Landscape photography is kind of like gambling as it is so dependent on the weather.
You take as many precautions as you can, Do all of your research to get the best image and the weather can change on you in an instant leading to little to nothing to show for your hard work.
For me I have always looked at the pursuit of great landscape image like a duel between the Yankees and the Red Sox. While the games themselves are always filled with excitement they can bring you to these incredible emotional highs or lows.
Landscape photography is no different here in Vermont where we are always subjected to quickly changing conditions and challenging lighting scenarios. The real trick is how to overcome so-so conditions and pull a beautiful image out of what would otherwise be boring.
Can boring really be beautiful?
I have been through this scenario a thousand times shooting landscapes where you roll up to your intended composition and the sky just totally craps out on you leaving you with some decisions to make. Is there really nothing to shoot at the location? Do you leave? Do you continue on as a scouting mission? In the image that I captured above there were a few elements that drew me and made me want to stay versus throwing in the towel. Who wants to do that when you can employ all of your creative powers to shoot what others may dismiss….
The color palette- While the clouds crapped out on me the haze in the background sky caused the rising sun to create a lot of pink and purple hues in the sky. The sky may not be as dramatic without some big, puffy clouds in the background there certainly was some really interesting color.
The thin layer of Spring ice- Due to the air temperature while I was shooting there was a very thin sheen of ice which was covering the lake. The ice was reflecting all of the awesome color in the sky back up into the scene surrounding everything with this wonderful, purple color.
The weathered look on the barge poles- Normally during the summer season the area here is covered with boats making this image impossible except in the Winter time. These wooden poles take a lot of weather and abuse over the years but they have this time tested quality and weathered appearance that i did not want to pass up.
The elements in the background- There is almost an s curve in this image as your eyes move from the poles to the lighthouse and then on to the snow covered mountains beyond. The wooden poles draw you in front and center but the rest of the elements tell the story…..The lighthouse and breakwater are surrounded by water well above normal levels and you can clearly tell that Spring has come as the snow is melting on the mountain tops beyond.

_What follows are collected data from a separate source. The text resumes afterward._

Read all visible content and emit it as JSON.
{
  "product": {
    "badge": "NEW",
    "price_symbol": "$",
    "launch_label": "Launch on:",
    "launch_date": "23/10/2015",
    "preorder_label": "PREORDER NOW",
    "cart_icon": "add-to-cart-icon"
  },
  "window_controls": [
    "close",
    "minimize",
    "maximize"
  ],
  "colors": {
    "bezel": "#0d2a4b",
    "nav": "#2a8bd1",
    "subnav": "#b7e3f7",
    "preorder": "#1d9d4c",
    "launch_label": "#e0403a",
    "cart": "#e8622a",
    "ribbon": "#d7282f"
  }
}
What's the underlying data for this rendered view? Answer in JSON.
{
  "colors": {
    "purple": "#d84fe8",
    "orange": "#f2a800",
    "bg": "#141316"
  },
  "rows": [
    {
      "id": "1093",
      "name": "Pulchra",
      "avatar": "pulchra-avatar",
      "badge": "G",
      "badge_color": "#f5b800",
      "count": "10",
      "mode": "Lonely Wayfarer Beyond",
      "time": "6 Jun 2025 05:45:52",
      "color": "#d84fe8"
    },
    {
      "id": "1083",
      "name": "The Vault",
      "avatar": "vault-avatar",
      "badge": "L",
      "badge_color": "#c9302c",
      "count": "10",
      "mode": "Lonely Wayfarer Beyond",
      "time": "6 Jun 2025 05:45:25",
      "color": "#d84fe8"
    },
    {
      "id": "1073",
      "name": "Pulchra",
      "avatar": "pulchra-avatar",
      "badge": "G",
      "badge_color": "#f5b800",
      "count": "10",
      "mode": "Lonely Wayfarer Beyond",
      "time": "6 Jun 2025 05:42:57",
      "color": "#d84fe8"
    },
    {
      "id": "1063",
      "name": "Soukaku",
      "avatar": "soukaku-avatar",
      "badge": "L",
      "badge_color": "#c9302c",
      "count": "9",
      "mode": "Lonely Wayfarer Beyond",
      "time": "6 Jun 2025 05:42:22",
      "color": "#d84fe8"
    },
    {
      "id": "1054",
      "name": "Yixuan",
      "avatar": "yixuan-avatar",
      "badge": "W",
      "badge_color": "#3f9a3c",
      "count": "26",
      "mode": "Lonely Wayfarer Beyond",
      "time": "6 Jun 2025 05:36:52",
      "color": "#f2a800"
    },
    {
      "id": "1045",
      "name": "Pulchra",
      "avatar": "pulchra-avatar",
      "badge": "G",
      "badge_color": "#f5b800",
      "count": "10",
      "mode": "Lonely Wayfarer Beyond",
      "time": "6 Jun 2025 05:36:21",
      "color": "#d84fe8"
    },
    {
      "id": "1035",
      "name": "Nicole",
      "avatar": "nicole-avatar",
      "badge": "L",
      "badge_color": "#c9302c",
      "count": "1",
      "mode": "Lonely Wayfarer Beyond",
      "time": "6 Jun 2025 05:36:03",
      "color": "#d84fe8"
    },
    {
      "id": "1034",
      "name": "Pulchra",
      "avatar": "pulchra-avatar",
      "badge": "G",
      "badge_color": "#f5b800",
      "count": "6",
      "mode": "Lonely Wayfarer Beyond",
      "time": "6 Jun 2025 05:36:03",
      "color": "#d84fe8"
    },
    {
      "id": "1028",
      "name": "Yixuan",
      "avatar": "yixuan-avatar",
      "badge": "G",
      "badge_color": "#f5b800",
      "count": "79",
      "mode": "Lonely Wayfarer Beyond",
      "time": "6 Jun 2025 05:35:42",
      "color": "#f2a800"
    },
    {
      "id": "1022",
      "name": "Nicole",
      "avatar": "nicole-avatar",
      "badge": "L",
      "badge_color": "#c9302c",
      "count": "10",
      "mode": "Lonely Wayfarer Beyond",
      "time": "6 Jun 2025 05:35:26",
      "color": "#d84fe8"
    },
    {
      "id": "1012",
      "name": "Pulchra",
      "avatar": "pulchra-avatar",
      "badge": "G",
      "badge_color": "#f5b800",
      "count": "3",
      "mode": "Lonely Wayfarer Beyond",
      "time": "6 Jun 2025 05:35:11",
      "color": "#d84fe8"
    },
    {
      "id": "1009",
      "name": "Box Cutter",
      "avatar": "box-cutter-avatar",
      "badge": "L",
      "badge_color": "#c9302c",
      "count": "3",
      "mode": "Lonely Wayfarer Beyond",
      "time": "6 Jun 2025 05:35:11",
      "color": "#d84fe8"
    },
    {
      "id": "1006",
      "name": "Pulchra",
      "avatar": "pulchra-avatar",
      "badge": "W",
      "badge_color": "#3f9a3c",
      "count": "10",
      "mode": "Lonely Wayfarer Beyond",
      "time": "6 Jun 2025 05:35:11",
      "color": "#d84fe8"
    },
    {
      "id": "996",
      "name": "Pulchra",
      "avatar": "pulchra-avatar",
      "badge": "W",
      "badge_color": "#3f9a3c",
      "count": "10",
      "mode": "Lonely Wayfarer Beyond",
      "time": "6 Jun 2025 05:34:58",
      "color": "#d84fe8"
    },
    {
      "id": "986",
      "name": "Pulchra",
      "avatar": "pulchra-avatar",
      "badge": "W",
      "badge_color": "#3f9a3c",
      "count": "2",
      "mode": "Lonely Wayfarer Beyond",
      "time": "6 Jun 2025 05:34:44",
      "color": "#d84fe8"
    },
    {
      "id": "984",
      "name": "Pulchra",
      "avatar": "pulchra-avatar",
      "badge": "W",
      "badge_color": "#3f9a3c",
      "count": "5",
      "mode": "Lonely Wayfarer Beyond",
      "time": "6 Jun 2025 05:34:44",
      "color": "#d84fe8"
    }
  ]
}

Cropping- By cropping tight on the poles I got rid of any distracting elements including just a hint of clouds in the sky. Much of the scene here was on the boring side but the tight crop told the story of the image with just the right balance of elements better than a wide shot of really nothing in the sky. The purple colors act as a backdrop making the foreground really pronounced.
So how do we draw the viewer in?
There are a number of ways to move the viewer through the image but when it comes to challenging conditions it becomes much harder. This is a time when all of our time spent honing our craft comes into play as well as our artistic vision. You have to ask yourself in this situation how do I make something out of nothing? What is the best way to tell my story? In the image above I used a number of techniques to bring home a decent image including….
- Composition and the s curve- The s curve is a classic composition technique that is very effective for leading your viewer through your image. In my case here while not a typical s curve the ridges of ice just behind the mooring poles do form an s curve leading your eye from the poles to the lighthouse and then over to the mountains.
- Tight cropping- The original capture is not much different from this final image with the exception of a slight crop on the top and bottom of the image. The tight framing allowed me to get just three elements into the frame that tied together to the location while avoiding anything that made the image too busy.
- The change in seasons- Suggested in the image is the change from Winter into Spring. Here in New England this is a welcome change and the image includes ice, snow covered mountains, thin lake ice, and higher than normal lake water due to snow melt which is visible at the lighthouse and breakwater.
- Color- Color is always an effective way to draw in our viewers and here the image is dominated by shades of purple. The poles, lighthouse and mountains really stand out in all of the purple giving the image a lot of contrast.
- Dominate foreground- Prominent foregrounds are the start of our story in the image and begin to lead your viewer through it. Here the barge poles split the frame in half but the curving lines of the ice lead you from the bottom of the image to the poles then on to the lighthouse and the mountains in the background. The foreground puts the viewer in a specific place and they are not left wondering where they are.
- Contrast between elements- In my image there is some really nice contrast between all of the main elements in the image. While the wooden poles are somewhat dark in the foreground the lighthouse and mountains really standout as the foreground fades from dark to light in the background. The colors are subtly different in the lighting transition which adds a bit of drama and the white elements in the frame really stand out.
Conditions always change but your artistic vision does not
Weather and lighting conditions are constantly changing and something we will always have to contend with when shooting landscapes. There will be times and I can attest to this that you will simply get skunked when it comes to landscape work. While we are always free to walk away I personally love the challenge of finding an image in challenging conditions. It sharpens your artistic vision, Frees you creatively and when the time comes to make images in stellar light you will be ready.